Justice Ruth Bader Ginsburg read her dissent from the Court's twin 5-4 decisions narrowly construing plaintiffs' remedies for workplace discrimination in open court today -- an unusual step taken only when the dissenting justice believes that the majority opinion has erred in fundamental ways. As this 80-year-old scholar and pioneer of equality law read her opinion, Justice Samuel Alito repeatedly smirked and rolled his eyes . As Garrett Epps put it in the Atlantic here:
Alito pursed his lips, rolled his eyes to the ceiling, and shook his head "no." He looked for all the world like Sean Penn as Jeff Spicoli in Fast Times at Ridgemont High, signaling to the homies his contempt for Ray Walston as the bothersome history teacher, Mr. Hand.
Or as Dana Milbank put it in the Washington Post
The associate justice, a George W. Bush appointee, read two opinions, both 5-4 decisions that split the court along its usual right-left divide. But Alito didn’t stop there.
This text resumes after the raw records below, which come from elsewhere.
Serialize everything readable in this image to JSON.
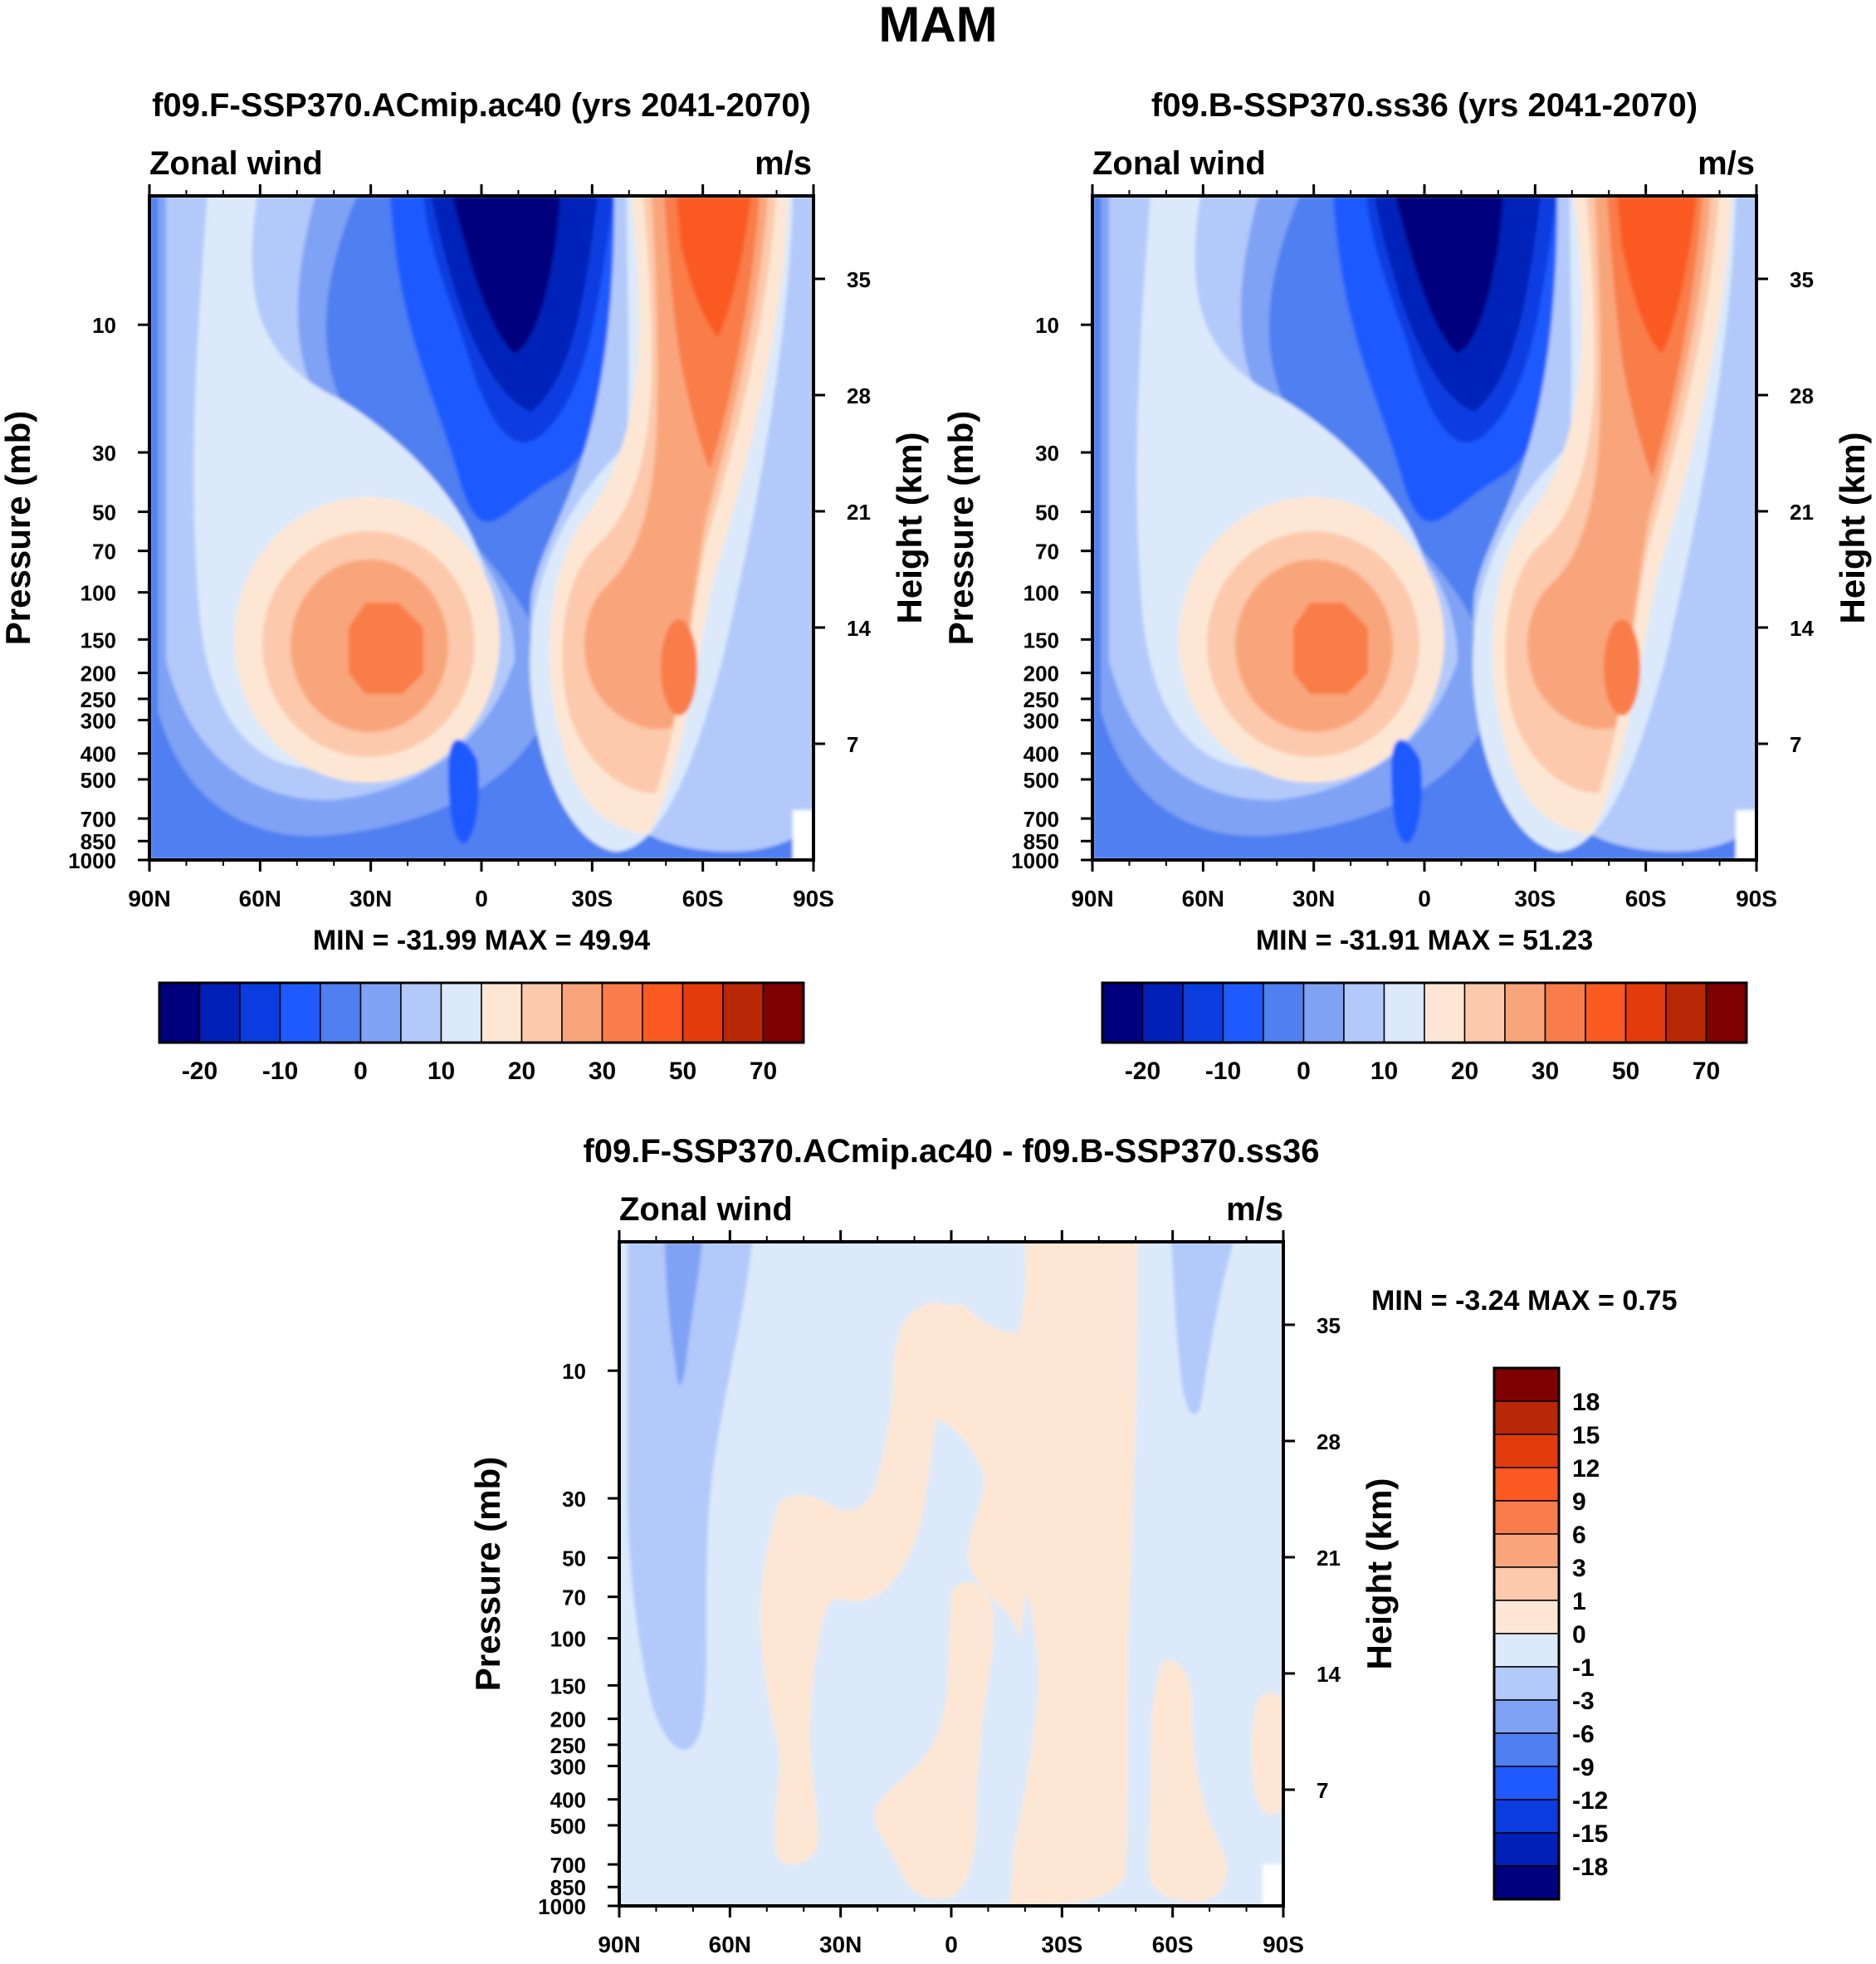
{
  "figure_title": "MAM",
  "chart_data": [
    {
      "type": "contour",
      "title": "f09.F-SSP370.ACmip.ac40 (yrs 2041-2070)",
      "left_label": "Zonal wind",
      "right_label": "m/s",
      "xlabel": "",
      "ylabel": "Pressure (mb)",
      "ylabel_right": "Height (km)",
      "x_ticks": [
        "90N",
        "60N",
        "30N",
        "0",
        "30S",
        "60S",
        "90S"
      ],
      "x_tick_values": [
        90,
        60,
        30,
        0,
        -30,
        -60,
        -90
      ],
      "y_ticks": [
        "10",
        "30",
        "50",
        "70",
        "100",
        "150",
        "200",
        "250",
        "300",
        "400",
        "500",
        "700",
        "850",
        "1000"
      ],
      "y_tick_values": [
        10,
        30,
        50,
        70,
        100,
        150,
        200,
        250,
        300,
        400,
        500,
        700,
        850,
        1000
      ],
      "ylim": [
        3.3,
        1000
      ],
      "y2_ticks": [
        "7",
        "14",
        "21",
        "28",
        "35"
      ],
      "y2_tick_values": [
        7,
        14,
        21,
        28,
        35
      ],
      "stats_text": "MIN = -31.99  MAX =  49.94",
      "colorbar_labels": [
        "-20",
        "-10",
        "0",
        "10",
        "20",
        "30",
        "50",
        "70"
      ],
      "contour_levels": [
        -25,
        -20,
        -15,
        -10,
        -5,
        0,
        5,
        10,
        15,
        20,
        25,
        30,
        40,
        50,
        60,
        70
      ]
    },
    {
      "type": "contour",
      "title": "f09.B-SSP370.ss36 (yrs 2041-2070)",
      "left_label": "Zonal wind",
      "right_label": "m/s",
      "xlabel": "",
      "ylabel": "Pressure (mb)",
      "ylabel_right": "Height (km)",
      "x_ticks": [
        "90N",
        "60N",
        "30N",
        "0",
        "30S",
        "60S",
        "90S"
      ],
      "x_tick_values": [
        90,
        60,
        30,
        0,
        -30,
        -60,
        -90
      ],
      "y_ticks": [
        "10",
        "30",
        "50",
        "70",
        "100",
        "150",
        "200",
        "250",
        "300",
        "400",
        "500",
        "700",
        "850",
        "1000"
      ],
      "y_tick_values": [
        10,
        30,
        50,
        70,
        100,
        150,
        200,
        250,
        300,
        400,
        500,
        700,
        850,
        1000
      ],
      "ylim": [
        3.3,
        1000
      ],
      "y2_ticks": [
        "7",
        "14",
        "21",
        "28",
        "35"
      ],
      "y2_tick_values": [
        7,
        14,
        21,
        28,
        35
      ],
      "stats_text": "MIN = -31.91  MAX =  51.23",
      "colorbar_labels": [
        "-20",
        "-10",
        "0",
        "10",
        "20",
        "30",
        "50",
        "70"
      ],
      "contour_levels": [
        -25,
        -20,
        -15,
        -10,
        -5,
        0,
        5,
        10,
        15,
        20,
        25,
        30,
        40,
        50,
        60,
        70
      ]
    },
    {
      "type": "contour",
      "title": "f09.F-SSP370.ACmip.ac40 - f09.B-SSP370.ss36",
      "left_label": "Zonal wind",
      "right_label": "m/s",
      "xlabel": "",
      "ylabel": "Pressure (mb)",
      "ylabel_right": "Height (km)",
      "x_ticks": [
        "90N",
        "60N",
        "30N",
        "0",
        "30S",
        "60S",
        "90S"
      ],
      "x_tick_values": [
        90,
        60,
        30,
        0,
        -30,
        -60,
        -90
      ],
      "y_ticks": [
        "10",
        "30",
        "50",
        "70",
        "100",
        "150",
        "200",
        "250",
        "300",
        "400",
        "500",
        "700",
        "850",
        "1000"
      ],
      "y_tick_values": [
        10,
        30,
        50,
        70,
        100,
        150,
        200,
        250,
        300,
        400,
        500,
        700,
        850,
        1000
      ],
      "ylim": [
        3.3,
        1000
      ],
      "y2_ticks": [
        "7",
        "14",
        "21",
        "28",
        "35"
      ],
      "y2_tick_values": [
        7,
        14,
        21,
        28,
        35
      ],
      "stats_text": "MIN =  -3.24  MAX =    0.75",
      "colorbar_labels": [
        "18",
        "15",
        "12",
        "9",
        "6",
        "3",
        "1",
        "0",
        "-1",
        "-3",
        "-6",
        "-9",
        "-12",
        "-15",
        "-18"
      ],
      "contour_levels": [
        -18,
        -15,
        -12,
        -9,
        -6,
        -3,
        -1,
        0,
        1,
        3,
        6,
        9,
        12,
        15,
        18
      ]
    }
  ],
  "colors": {
    "wind_scale": [
      "#00007f",
      "#0020b8",
      "#0a3ce0",
      "#1e5aff",
      "#4f7ff0",
      "#7fa2f5",
      "#b2c9fa",
      "#dce9fb",
      "#fde7d4",
      "#fcc9ac",
      "#f9a57c",
      "#f97d4a",
      "#fa5a22",
      "#e33b0b",
      "#b82807",
      "#7f0000"
    ],
    "diff_scale_top_to_bottom": [
      "#7f0000",
      "#b82807",
      "#e33b0b",
      "#fa5a22",
      "#f97d4a",
      "#f9a57c",
      "#fcc9ac",
      "#fde7d4",
      "#dce9fb",
      "#b2c9fa",
      "#7fa2f5",
      "#4f7ff0",
      "#1e5aff",
      "#0a3ce0",
      "#0020b8",
      "#00007f"
    ]
  }
}
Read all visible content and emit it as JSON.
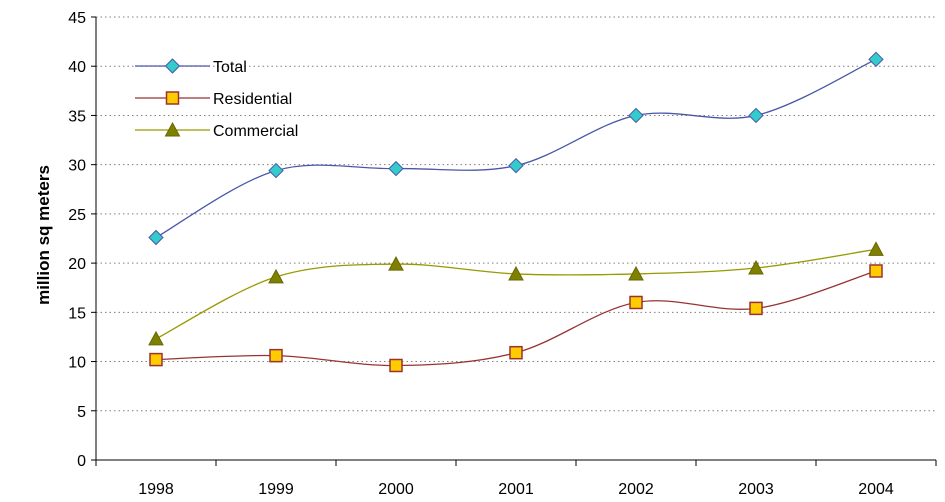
{
  "chart_data": {
    "type": "line",
    "title": "",
    "xlabel": "",
    "ylabel": "million sq meters",
    "categories": [
      "1998",
      "1999",
      "2000",
      "2001",
      "2002",
      "2003",
      "2004"
    ],
    "ylim": [
      0,
      45
    ],
    "yticks": [
      0,
      5,
      10,
      15,
      20,
      25,
      30,
      35,
      40,
      45
    ],
    "grid": "horizontal dotted",
    "legend_position": "top-left",
    "smooth": true,
    "series": [
      {
        "name": "Total",
        "values": [
          22.6,
          29.4,
          29.6,
          29.9,
          35.0,
          35.0,
          40.7
        ],
        "color": "#4a56a8",
        "marker": "diamond",
        "marker_color": "#33cccc"
      },
      {
        "name": "Residential",
        "values": [
          10.2,
          10.6,
          9.6,
          10.9,
          16.0,
          15.4,
          19.2
        ],
        "color": "#993333",
        "marker": "square",
        "marker_color": "#ffcc00"
      },
      {
        "name": "Commercial",
        "values": [
          12.3,
          18.6,
          19.9,
          18.9,
          18.9,
          19.5,
          21.4
        ],
        "color": "#999900",
        "marker": "triangle",
        "marker_color": "#808000"
      }
    ]
  }
}
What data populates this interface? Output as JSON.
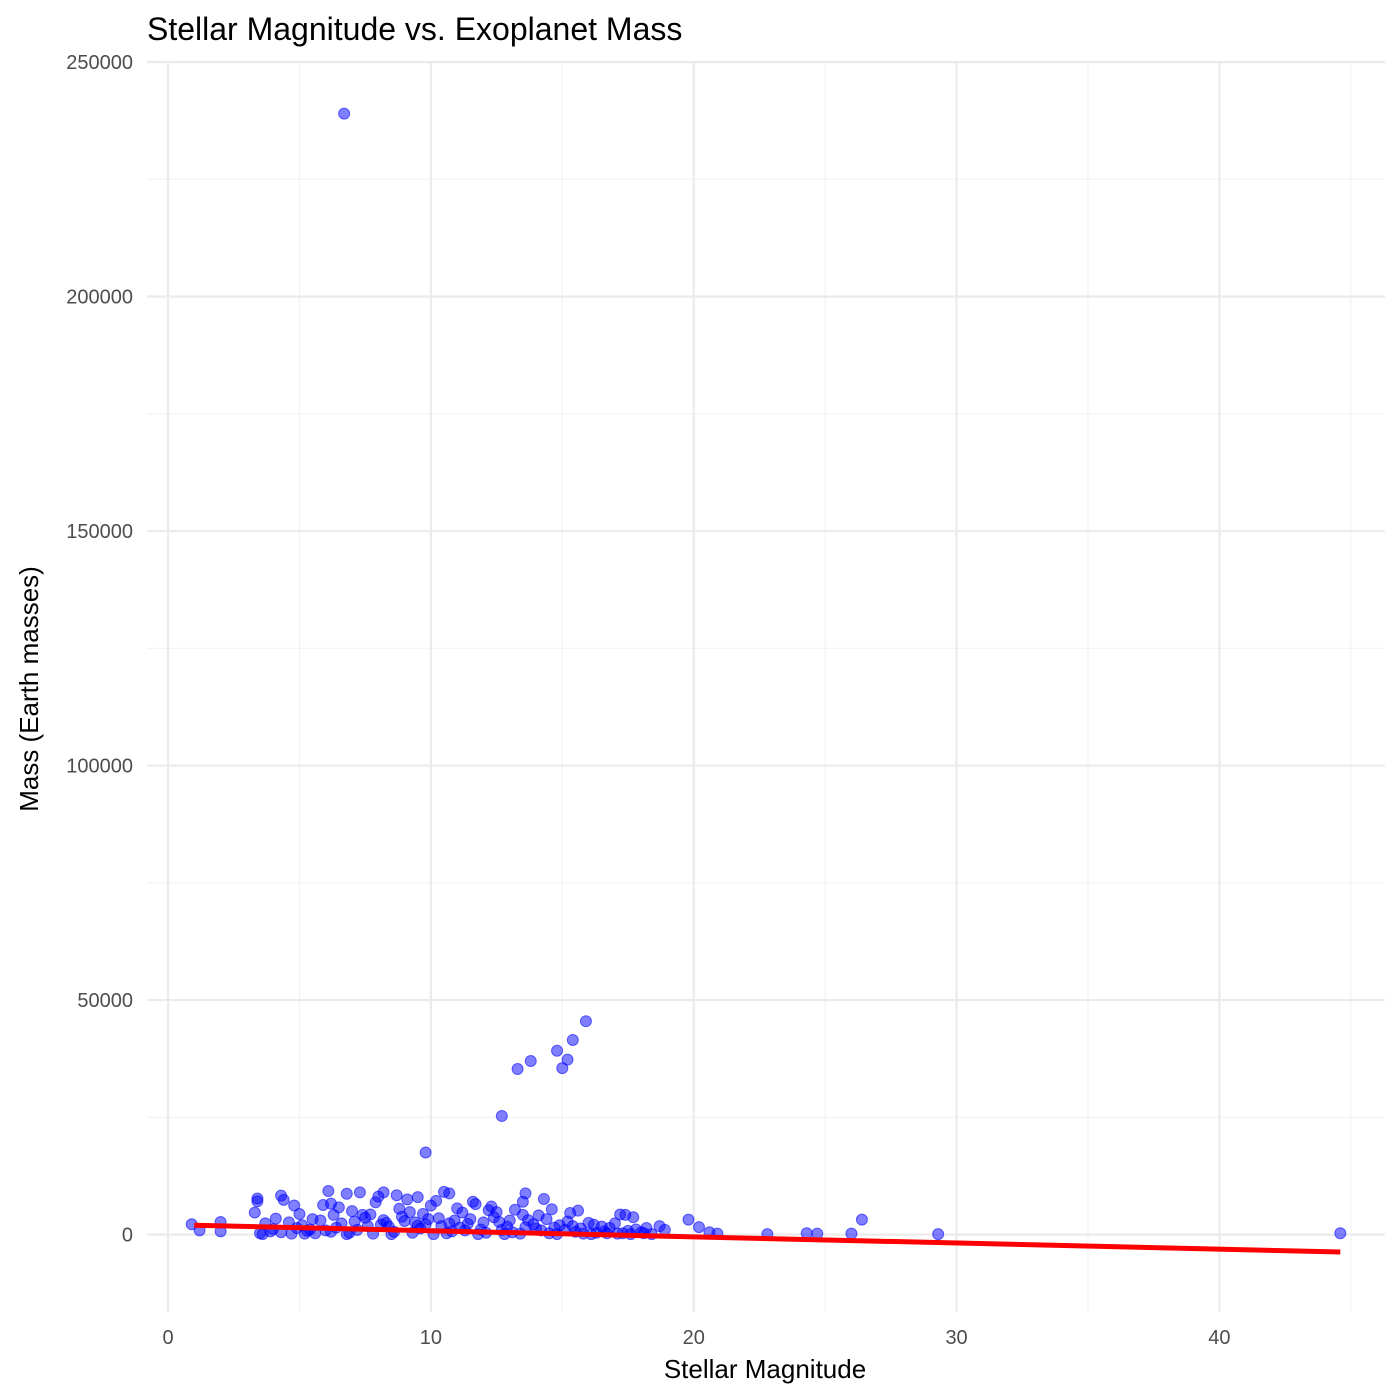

When Justice Ruth Bader Ginsburg read her dissent from the bench, Alito visibly mocked his colleague.
Ginsburg, the second woman to serve on the high court, was making her argument about how the majority opinion made it easier for sexual harassment to occur in the workplace when Alito, seated immediately to Ginsburg’s left, shook his head from side to side in disagreement, rolled his eyes and looked at the ceiling.
Also
here
With Justice Alito, we had reason to know exactly what we were getting in terms of ideology and partisan inclination. But the sneering derision for his colleagues -- at least some of them -- is something that should not be hidden from public view.